Trois touristes retenues abusivement en Centre de Rétention

Le cauchemar de trois touristes sud-américaines en centre de rétention près de Rouen

A la fin du mois de juillet dernier, trois touristes sud-américaines sont arrêtées par la police aux frontières de l’aéroport de Roissy-Charles de Gaulle. Elles sont ensuite placées en rétention à Paris puis Oissel près de Rouen sans motif valable. Une affaire qui ressemble à un véritable cauchemar.

Wilma, Liliana et Jennifer sont désormais hébergées par une bénévole de l'association Welcome.
Wilma, Liliana et Jennifer sont désormais hébergées par une bénévole de l’association Welcome. © Radio France – Flavien Groyer

Rouen, France

C’est une histoire digne d’un véritable cauchemar que vous révèle France Bleu Normandie. Au départ, Wilma, Lilianna et Jennifer ne se connaissent pas du tout. Wilma, vénézuélienne, veut se rendre à Genève, en Suisse, pour rendre visite à son fils de 20 ans qui est très malade. Lilianna, elle, a décidé de prendre quelques jours de vacances à Madrid tout comme Jennifer. Toutes deux sont colombiennes. Contrôlées par la police aux frontières à l’aéroport de Roissy, elle sont ensuite placées en garde à vue puis en rétention administrative. Un abus de procédure selon le tribunal de Rouen.

Fin de voyage à l’aéroport de Roissy

Les trois touristes arrivent à Paris à la fin juillet à des dates différentes. Elles ont un point commun : elles sont en transit et doivent prendre une correspondance, soit pour Genève soit pour Madrid. Elles n’ont pas pour projet de rester en France.

Jennifer arrive le 22 juillet.

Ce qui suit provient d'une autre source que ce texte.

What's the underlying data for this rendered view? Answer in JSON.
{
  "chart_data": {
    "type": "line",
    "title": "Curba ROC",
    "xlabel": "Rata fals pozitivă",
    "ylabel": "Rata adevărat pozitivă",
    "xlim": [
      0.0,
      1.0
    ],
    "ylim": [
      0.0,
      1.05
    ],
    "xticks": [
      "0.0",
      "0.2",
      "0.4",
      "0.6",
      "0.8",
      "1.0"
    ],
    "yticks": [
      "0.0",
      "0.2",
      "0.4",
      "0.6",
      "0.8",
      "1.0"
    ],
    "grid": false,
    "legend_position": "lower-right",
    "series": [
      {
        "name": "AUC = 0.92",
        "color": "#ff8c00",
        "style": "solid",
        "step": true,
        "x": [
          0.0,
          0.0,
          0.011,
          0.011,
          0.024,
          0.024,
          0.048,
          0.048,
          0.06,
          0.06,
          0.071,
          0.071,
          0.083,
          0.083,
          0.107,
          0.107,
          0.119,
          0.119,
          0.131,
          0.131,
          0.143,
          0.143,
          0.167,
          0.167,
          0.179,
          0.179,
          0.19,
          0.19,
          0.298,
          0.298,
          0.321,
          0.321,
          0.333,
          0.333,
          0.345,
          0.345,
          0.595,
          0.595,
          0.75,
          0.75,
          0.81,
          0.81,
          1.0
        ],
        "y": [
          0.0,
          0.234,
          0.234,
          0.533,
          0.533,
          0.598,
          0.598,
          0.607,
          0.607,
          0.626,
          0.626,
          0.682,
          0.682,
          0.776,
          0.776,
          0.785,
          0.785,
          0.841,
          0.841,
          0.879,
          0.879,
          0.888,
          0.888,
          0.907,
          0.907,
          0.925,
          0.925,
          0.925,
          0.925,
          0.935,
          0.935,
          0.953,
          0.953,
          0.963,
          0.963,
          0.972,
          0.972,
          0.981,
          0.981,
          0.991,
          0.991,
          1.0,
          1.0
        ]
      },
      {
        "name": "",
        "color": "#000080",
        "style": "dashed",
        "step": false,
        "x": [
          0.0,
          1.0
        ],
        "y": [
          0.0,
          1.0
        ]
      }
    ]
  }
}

Ce voyage est un cadeau de ses parents pour ses 23 ans. Elle bénéficie d’un voyage tout compris (vol et séjours à l’hôtel), pour 38 jours. La police aux frontière lui demande de combien d’argent elle dispose sur elle, et si elle a une réservation d’hôtel le temps de prendre son vol pour Madrid. Elle a 36 euros en liquide et aucune réservation d’hôtel, elle pensait pouvoir dormir dans l’aéroport. L’agent lui dit alors que c’est impossible. On lui prend son passeport et elle est placée en zone d’attente. Elle retrouve Liliana, arrivée un peu plus tôt. Même scénario pour cette autre jeune fille. On notifiera plus tard à Jennifer que sa réservation d’hôtel à Madrid n’est pas valide, ce qu’elle conteste.

Le scénario est un peu différent pour Wilma. Elle arrive le 29 juillet à Roissy-Charles de Gaulle. Son but ? Se rendre à Genève en Suisse. Elle doit aller au chevet de son fils hospitalisé là-bas. Les agents de la police aux frontières lui expliquent qu’elle n’a pas assez d’argent sur elle et qu’il lui manque un document : une attestation d’hébergement en Suisse. C’est obligatoire pour les touristes étrangers entrant dans l’espace Shengen.

De la garde à vue au centre de rétention

Wilma, Liliana et Jennifer auront toutes trois été brièvement en garde à vue. Elles sont ensuite placées en rétention administrative dans le centre ZAPI 3 (Zone d’attente de personnes en instance), tout près de l’aéroport de Roissy-Charles de Gaulle. Une décision de la préfecture de Seine-Saint-Denis. Dans ce centre, on remet aux trois sud-américaines, une serviette, du dentifrice, une brosse à dents, du shampoing et deux draps. On leur enlève les appareils photos et même les téléphones.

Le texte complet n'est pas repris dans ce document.